To find out if you’re likely to get approved for a payment holiday, get in touch with your lender and let them know what’s going on. Explain why you’re finding it hard to pay on time, and how a payment holiday could help. They’ll also want to know when you think you’ll be able to start making your payments again.

What will I need to provide before being approved?

A payment holiday is something you have to apply for, rather than a straight-up entitlement, so the lender will need a fair bit of information from you so they can decide whether to go ahead. They might ask to see your recent bank statements, proof of your income, and learn a bit about any major outgoings.

Do payment holidays count as arrears?

Being ‘in arrears’ on a loan means that you’ve missed some repayments, so you haven’t repaid as much as you agreed to, and you owe the lender money. 

A payment holiday is a bit different, as it’s an agreed temporary arrangement with your lender. But, during your payment holiday, you might see an ‘arrears’ on your credit report, as you’re technically behind on what you’ve been contracted to pay.

What are the alternatives to a payment holiday?

When you speak to your lender about your situation, they might suggest some other options that could work better for you, rather than a payment holiday. These could include:

  • Lower payments - there are a few different ways to reduce your monthly repayments, so it’s worth checking out all your options before you decide what to do
  • Shorter break - if you know your financial troubles are short-term, you might only need a short break from your payments, like for just one month
  • Only paying the interest - some lenders might offer you the option of just paying the interest on that monthly payment, rather than the full repayment amount
  • Token payment - some systems don’t allow for zero-cost payments, so you might have to pay a token amount of £1 a month for your payment holiday
  • Voluntary termination - if your circumstances are changing for the foreseeable future, and it’s going to be hard to keep up with your repayments for a while, then you might want to think about ending your car finance agreement early with voluntary termination. To exercise this legal right to hand the car back and exit your agreement early, you’ll need to have paid off – or be prepared to pay -  50% of your total balance already. It is important to note you will still be responsible for any arrears (missed payments) before the termination. Additional charges may apply if the car is damaged beyond normal wear and tear.

Managing your finances after a payment holiday

After your payment holiday is over, you might find that your monthly payments have gone up. This will be because you’re still charged interest for the months when you’re on a break, and that interest gets added to your total balance. If you’re still working towards the same end date as before, your repayments will likely be higher to include the extra interest. 

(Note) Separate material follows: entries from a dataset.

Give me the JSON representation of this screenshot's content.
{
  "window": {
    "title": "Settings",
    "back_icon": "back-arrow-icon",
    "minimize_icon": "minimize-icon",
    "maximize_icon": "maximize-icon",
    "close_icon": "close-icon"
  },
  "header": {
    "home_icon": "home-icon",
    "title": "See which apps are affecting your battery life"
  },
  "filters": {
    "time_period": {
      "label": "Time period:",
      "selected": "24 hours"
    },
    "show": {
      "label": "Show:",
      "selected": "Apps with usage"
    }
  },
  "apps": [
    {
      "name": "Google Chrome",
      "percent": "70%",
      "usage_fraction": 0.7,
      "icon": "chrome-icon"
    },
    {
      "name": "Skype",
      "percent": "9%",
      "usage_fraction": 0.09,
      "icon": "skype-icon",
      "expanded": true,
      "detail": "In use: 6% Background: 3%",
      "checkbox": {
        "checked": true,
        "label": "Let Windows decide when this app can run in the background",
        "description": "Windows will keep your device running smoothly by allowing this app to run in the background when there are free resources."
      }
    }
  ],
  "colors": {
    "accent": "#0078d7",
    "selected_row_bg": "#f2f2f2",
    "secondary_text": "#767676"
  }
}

But, if you’ve extended your contract by the same amount of time as you took your payment holiday, the repayments should be a similar amount.

Your lender should discuss this with you when you get in touch with them to talk about your situation. Taking a break to help you out during a tight few months is one thing, but you need to make sure you and your lender are clear on what happens after the holiday, too. If you’re going to be looking at higher repayments, make sure you have room for this in your budget.

FAQs about car finance payment holidays

Can I get a payment holiday for any type of debt?

You can request a payment holiday for lots of different types of debt, including mortgages, credit cards, personal loans, store cards and - you guessed it! - car finance.

Will a payment holiday affect my credit score?

A payment holiday will show up on your credit report, and it may affect your credit score. If you apply for credit in the future, prospective lenders will be able to see that you took a break from your repayments, and this might influence their decision on whether to lend to you or not.

How long can a payment holiday last?

A payment holiday can last from one month to 12 months - it depends on your lender and your situation. You’ll agree the length of your holiday with your lender upfront, so you know where you stand before you commit.